Solun korkularını, daha doğrusu Türkiye'de solculuğun neden Kemalizm'in sağını solunu yumuşatıp parlatmakla sınırlı kaldığını solun anlayacağı biçimde sınıf analizleri ile göstermek mümkün. Modernlik bir tuzu kuruluk haliydi. Sayı azdı ve ellerindeki çok değerliydi. Geniş halk kitlelerine karşı sahip olduklarını korumak için kendilerine bir sığınak inşa ettiler veya birileri onları bir sığınağa yerleştirdi. Bu sığınağı, kapısında askerlerin beklediği, gözetleme kuleleri ile korunan ve etrafı dikenli tellerle çevrili büyükçe bir site olarak tasavvur edin. Bir ayrıcalık, bir üstünlük, bir farklılıktı o sitenin içinde yaşamak. Modernler, askerî vesayet düzeni ile bu sitenin içinde güvenli ve korunaklı bir hayat alanı oluşturdular. Kime karşı? Farklı gördükleri herkese karşı. O yüzden Mahçupyan'ın belirttiği gibi sınırlara, sınırlayıcı olmaya ihtiyaç duydular. Şimdi, kapıdaki askerler, etraflarındaki yüksek duvarlar kalktı. Ne yapacaklar?
Korkularıyla yaşayanların, yıllar boyu korktukları şeyin aslının astarının olmadığını idrak etmesi çok zor. Türkiye değişti. O korunaklı sığınağın dışında çok farklı modernlikler ve o modernliğin yaşanacağı siteler inşa edildi. Ancak bu düzenin yıkılması ile kendi farklılıklarını yaşayabileceklerine inananlar, bu değişimle birlikte çoğulcu bir toplum içinde kendileri olarak kalacakları alanlara razı oldular. Korkunun kaynağı olan özneler değişti ve Türkiye'yi de değiştirdi. Dünün sığınak sakinleri, kendi farklılıklarının da bu değişim tarafından garanti altına alındığını artık kavrayabilmeli.

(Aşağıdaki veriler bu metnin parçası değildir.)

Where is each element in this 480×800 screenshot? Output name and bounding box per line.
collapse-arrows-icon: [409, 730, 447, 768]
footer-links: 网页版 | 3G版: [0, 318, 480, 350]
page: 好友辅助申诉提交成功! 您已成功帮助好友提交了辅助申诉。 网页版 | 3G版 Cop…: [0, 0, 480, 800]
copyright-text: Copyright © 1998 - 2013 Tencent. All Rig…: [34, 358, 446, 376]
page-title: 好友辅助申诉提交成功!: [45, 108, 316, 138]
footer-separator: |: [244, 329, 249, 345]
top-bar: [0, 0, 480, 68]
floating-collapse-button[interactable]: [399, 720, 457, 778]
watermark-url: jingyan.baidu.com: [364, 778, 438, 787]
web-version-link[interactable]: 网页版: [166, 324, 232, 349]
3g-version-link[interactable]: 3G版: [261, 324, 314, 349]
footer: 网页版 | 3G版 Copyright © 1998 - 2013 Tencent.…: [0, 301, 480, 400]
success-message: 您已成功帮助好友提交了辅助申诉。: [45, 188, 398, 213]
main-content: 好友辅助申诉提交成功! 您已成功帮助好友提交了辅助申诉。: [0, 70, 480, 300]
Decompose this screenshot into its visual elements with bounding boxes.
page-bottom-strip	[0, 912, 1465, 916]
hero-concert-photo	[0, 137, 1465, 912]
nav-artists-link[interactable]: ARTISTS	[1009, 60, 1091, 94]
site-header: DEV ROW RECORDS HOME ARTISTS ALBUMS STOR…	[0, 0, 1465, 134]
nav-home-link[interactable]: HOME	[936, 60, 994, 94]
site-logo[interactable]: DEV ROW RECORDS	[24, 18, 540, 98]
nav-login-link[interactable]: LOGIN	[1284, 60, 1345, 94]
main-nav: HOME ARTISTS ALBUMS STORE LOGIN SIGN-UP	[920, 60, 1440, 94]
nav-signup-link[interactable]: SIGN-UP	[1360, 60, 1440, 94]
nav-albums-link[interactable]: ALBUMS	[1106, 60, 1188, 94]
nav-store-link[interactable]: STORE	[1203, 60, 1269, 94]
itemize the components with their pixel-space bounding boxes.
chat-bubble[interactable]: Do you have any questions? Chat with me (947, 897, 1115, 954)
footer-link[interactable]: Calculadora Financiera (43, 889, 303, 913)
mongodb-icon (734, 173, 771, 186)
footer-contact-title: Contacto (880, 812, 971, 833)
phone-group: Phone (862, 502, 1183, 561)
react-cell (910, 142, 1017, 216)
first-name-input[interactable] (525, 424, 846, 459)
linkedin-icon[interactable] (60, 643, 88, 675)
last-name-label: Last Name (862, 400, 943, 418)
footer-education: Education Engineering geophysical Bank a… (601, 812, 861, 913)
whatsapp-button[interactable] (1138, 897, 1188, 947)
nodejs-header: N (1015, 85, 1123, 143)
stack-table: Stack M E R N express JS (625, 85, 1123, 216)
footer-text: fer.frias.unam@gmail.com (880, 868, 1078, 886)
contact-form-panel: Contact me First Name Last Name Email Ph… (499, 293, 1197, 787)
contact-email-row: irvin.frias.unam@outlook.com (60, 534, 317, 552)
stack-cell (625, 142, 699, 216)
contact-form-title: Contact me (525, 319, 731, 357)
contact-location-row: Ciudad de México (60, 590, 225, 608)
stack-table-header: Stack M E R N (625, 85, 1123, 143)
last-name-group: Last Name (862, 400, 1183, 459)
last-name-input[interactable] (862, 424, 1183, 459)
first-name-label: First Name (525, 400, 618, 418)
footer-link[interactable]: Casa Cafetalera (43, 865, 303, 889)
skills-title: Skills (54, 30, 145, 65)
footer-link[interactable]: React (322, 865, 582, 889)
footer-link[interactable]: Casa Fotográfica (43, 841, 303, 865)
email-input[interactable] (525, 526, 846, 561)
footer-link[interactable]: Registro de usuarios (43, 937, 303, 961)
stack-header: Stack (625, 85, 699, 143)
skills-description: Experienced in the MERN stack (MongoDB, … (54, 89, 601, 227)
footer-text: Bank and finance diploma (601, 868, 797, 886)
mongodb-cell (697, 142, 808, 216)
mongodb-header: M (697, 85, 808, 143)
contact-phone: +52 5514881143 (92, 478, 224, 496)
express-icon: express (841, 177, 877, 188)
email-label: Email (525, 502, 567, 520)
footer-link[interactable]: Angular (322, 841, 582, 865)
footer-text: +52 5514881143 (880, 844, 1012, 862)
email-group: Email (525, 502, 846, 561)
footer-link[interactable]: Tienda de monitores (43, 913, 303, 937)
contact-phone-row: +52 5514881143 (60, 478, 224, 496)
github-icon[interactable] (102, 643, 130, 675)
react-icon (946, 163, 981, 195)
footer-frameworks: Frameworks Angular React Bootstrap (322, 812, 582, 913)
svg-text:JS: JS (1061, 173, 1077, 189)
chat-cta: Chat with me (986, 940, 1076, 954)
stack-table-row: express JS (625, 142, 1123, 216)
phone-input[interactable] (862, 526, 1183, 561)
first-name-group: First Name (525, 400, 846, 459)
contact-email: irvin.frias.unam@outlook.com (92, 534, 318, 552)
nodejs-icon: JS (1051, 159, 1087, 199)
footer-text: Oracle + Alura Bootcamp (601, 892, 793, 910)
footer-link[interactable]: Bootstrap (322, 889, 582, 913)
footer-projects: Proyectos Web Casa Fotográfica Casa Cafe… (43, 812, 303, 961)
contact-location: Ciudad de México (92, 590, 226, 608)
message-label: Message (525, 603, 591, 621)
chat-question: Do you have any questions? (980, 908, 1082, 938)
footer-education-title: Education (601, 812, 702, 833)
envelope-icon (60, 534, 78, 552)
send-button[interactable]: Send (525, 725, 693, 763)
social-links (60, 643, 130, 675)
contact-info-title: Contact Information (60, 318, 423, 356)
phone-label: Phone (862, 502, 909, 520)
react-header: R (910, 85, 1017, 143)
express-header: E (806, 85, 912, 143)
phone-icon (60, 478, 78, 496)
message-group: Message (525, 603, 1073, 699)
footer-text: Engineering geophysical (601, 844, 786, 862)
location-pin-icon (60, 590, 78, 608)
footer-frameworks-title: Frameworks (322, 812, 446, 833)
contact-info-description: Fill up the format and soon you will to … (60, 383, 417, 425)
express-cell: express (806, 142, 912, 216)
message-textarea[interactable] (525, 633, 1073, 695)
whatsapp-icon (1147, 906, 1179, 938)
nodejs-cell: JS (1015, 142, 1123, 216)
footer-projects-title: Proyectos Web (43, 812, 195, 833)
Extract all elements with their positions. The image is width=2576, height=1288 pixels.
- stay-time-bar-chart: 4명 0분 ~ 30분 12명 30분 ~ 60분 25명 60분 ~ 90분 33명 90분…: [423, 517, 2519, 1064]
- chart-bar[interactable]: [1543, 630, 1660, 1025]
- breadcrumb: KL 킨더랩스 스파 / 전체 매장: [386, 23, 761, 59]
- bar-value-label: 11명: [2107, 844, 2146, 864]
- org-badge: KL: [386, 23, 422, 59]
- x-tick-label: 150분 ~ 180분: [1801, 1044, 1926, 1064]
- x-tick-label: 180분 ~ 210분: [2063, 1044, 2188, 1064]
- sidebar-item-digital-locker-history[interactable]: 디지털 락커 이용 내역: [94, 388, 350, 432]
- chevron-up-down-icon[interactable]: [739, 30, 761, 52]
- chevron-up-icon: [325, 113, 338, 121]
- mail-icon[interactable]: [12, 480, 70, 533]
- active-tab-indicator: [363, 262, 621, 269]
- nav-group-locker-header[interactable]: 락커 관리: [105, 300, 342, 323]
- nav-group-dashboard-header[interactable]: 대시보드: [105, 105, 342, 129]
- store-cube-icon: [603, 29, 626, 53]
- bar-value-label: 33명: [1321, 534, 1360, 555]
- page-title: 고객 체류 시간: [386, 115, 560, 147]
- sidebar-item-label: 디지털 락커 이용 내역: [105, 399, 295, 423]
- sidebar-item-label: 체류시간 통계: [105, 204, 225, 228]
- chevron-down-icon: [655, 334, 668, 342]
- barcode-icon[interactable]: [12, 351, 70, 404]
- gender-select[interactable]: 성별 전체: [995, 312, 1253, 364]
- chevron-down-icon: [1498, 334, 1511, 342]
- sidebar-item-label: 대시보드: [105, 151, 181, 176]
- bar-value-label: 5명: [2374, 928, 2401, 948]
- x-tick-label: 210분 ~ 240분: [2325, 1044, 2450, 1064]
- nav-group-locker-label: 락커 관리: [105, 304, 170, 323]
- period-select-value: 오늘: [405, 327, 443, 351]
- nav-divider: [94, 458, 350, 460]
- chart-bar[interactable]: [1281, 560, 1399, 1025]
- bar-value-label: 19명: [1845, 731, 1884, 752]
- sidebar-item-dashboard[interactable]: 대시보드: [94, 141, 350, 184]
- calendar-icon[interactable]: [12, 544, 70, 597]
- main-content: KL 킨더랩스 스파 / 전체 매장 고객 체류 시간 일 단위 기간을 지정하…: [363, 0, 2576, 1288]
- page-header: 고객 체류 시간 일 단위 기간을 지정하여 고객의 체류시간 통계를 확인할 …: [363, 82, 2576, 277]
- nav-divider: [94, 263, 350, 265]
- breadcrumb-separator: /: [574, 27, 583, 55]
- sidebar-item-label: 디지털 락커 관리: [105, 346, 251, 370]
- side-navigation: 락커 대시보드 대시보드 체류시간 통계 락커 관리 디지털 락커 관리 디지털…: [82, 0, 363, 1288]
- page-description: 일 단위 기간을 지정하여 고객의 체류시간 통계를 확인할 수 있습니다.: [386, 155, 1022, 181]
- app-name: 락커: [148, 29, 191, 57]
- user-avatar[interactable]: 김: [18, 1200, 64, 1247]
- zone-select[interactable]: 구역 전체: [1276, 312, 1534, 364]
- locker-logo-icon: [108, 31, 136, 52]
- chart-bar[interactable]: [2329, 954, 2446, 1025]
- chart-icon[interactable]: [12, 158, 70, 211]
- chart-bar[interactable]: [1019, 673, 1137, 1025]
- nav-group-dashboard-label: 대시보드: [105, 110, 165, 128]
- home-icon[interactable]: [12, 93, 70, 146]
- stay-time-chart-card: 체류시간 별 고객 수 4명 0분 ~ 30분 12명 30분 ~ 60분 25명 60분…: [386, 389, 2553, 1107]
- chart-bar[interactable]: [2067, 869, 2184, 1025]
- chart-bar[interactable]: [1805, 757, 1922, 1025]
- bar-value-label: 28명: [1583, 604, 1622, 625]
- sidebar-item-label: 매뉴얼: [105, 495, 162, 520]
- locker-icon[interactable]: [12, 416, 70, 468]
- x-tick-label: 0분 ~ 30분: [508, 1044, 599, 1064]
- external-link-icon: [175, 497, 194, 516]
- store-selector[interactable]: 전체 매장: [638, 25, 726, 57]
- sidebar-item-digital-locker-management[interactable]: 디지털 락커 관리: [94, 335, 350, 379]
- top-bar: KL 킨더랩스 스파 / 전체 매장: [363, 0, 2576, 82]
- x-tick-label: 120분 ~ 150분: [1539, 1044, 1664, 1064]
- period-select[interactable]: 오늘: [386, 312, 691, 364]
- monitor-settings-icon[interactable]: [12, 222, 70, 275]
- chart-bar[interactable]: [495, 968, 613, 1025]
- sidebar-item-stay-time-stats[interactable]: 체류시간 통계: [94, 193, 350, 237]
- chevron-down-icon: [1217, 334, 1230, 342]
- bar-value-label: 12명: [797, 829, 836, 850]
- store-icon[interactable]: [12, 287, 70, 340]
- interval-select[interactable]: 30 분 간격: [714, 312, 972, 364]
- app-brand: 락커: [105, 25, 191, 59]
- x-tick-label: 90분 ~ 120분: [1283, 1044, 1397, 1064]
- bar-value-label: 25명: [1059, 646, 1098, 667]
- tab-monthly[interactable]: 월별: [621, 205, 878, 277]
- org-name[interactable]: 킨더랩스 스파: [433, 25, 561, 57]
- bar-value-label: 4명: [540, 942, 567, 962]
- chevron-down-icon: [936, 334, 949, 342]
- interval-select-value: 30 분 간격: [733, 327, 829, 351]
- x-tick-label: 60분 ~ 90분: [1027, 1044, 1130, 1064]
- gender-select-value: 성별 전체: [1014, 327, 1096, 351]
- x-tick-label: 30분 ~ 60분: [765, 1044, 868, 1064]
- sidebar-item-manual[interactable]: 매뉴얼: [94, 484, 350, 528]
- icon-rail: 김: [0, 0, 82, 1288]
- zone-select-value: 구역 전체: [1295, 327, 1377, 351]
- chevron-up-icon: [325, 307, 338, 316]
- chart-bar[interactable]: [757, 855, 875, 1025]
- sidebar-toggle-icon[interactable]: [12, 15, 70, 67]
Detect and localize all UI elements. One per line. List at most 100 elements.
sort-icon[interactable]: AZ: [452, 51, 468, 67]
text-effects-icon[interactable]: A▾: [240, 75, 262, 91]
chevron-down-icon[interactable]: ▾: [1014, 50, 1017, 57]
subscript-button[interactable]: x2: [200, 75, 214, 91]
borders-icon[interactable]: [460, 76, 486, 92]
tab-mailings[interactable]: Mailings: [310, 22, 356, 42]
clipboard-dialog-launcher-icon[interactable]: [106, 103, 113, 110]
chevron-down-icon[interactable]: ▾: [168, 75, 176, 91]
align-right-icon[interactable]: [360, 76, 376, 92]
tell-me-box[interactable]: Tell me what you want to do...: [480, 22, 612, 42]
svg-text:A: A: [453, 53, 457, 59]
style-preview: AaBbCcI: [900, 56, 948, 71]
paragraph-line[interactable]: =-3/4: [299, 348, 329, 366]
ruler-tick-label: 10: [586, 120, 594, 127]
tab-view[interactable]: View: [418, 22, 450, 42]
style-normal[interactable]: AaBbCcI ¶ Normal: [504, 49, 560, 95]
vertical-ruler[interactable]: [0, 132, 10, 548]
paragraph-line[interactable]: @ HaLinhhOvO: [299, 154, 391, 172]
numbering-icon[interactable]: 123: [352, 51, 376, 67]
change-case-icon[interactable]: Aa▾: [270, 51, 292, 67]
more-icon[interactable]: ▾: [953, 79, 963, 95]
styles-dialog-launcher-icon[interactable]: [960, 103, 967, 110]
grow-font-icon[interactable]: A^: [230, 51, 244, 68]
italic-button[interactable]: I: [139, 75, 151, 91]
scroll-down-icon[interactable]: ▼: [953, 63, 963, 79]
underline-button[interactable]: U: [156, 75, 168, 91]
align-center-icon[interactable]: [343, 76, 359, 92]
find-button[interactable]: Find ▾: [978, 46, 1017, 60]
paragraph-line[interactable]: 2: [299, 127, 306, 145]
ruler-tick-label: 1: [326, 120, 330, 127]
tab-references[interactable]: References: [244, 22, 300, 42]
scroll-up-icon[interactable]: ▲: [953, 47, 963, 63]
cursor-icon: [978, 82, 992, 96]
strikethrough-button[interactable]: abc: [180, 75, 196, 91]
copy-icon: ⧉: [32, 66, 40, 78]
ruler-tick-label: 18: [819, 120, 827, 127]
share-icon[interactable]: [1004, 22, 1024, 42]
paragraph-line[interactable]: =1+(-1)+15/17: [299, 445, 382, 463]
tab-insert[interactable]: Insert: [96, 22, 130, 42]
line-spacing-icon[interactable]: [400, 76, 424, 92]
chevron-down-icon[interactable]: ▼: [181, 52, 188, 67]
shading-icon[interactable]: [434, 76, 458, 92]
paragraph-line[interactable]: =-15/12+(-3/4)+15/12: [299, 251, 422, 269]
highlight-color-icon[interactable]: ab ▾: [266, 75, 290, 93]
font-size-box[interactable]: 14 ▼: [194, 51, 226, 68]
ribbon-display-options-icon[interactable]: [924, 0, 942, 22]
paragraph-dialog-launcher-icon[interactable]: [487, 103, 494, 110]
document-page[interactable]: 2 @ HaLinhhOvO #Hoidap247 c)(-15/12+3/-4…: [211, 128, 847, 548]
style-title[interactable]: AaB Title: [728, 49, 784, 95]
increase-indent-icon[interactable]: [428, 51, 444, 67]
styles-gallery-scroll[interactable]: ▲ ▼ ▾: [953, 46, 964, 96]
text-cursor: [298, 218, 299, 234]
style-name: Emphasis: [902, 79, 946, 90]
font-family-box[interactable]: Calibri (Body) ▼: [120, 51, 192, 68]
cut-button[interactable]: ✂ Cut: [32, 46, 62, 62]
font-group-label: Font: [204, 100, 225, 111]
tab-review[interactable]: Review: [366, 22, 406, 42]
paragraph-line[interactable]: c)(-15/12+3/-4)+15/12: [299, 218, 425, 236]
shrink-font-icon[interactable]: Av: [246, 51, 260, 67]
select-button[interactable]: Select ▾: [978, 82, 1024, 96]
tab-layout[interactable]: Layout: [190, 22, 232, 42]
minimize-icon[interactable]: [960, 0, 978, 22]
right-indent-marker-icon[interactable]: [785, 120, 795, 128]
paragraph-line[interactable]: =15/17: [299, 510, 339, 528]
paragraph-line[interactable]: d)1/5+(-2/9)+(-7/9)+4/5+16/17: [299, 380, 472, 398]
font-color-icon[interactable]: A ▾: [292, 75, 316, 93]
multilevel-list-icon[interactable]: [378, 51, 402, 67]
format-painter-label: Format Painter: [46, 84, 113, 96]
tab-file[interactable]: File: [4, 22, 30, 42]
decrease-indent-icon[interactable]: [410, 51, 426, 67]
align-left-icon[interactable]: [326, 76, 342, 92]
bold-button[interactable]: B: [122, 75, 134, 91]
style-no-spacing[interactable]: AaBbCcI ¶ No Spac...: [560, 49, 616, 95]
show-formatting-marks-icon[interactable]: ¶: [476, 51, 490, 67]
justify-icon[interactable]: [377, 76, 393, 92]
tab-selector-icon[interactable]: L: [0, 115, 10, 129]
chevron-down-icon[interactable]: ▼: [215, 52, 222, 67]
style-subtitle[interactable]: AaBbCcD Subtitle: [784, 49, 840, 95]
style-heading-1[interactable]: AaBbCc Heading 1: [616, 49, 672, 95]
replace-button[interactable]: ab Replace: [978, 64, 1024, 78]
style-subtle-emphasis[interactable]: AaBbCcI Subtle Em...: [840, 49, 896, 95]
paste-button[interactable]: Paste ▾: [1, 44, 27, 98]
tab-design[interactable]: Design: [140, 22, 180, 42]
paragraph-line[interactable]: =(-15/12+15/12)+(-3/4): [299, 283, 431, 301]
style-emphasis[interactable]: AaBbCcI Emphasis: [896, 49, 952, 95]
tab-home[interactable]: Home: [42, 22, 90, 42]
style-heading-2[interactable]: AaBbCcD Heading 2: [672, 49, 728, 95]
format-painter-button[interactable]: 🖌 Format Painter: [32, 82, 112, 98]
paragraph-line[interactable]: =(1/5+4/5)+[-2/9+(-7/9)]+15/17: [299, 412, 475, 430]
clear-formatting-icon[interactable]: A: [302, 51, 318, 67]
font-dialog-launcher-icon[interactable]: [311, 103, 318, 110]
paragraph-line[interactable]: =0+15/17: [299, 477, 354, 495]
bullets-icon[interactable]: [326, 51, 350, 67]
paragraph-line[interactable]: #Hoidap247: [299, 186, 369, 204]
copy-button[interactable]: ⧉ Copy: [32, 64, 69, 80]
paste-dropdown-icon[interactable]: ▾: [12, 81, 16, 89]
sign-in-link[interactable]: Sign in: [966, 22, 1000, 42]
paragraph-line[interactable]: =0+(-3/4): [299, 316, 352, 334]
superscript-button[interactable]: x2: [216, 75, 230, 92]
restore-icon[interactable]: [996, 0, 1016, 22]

Solu değiştirecek veya yeniden keşfedecek siyasî ufkun önce bu korkuları aşması lâzım. Sığınaktan kafasını uzatıp sağa sola bakabilenlerin önce çevrelerinin değiştiğini, artık bu değişime kendilerinin de ayak uydurması gerektiğini görmeleri çok zor değil.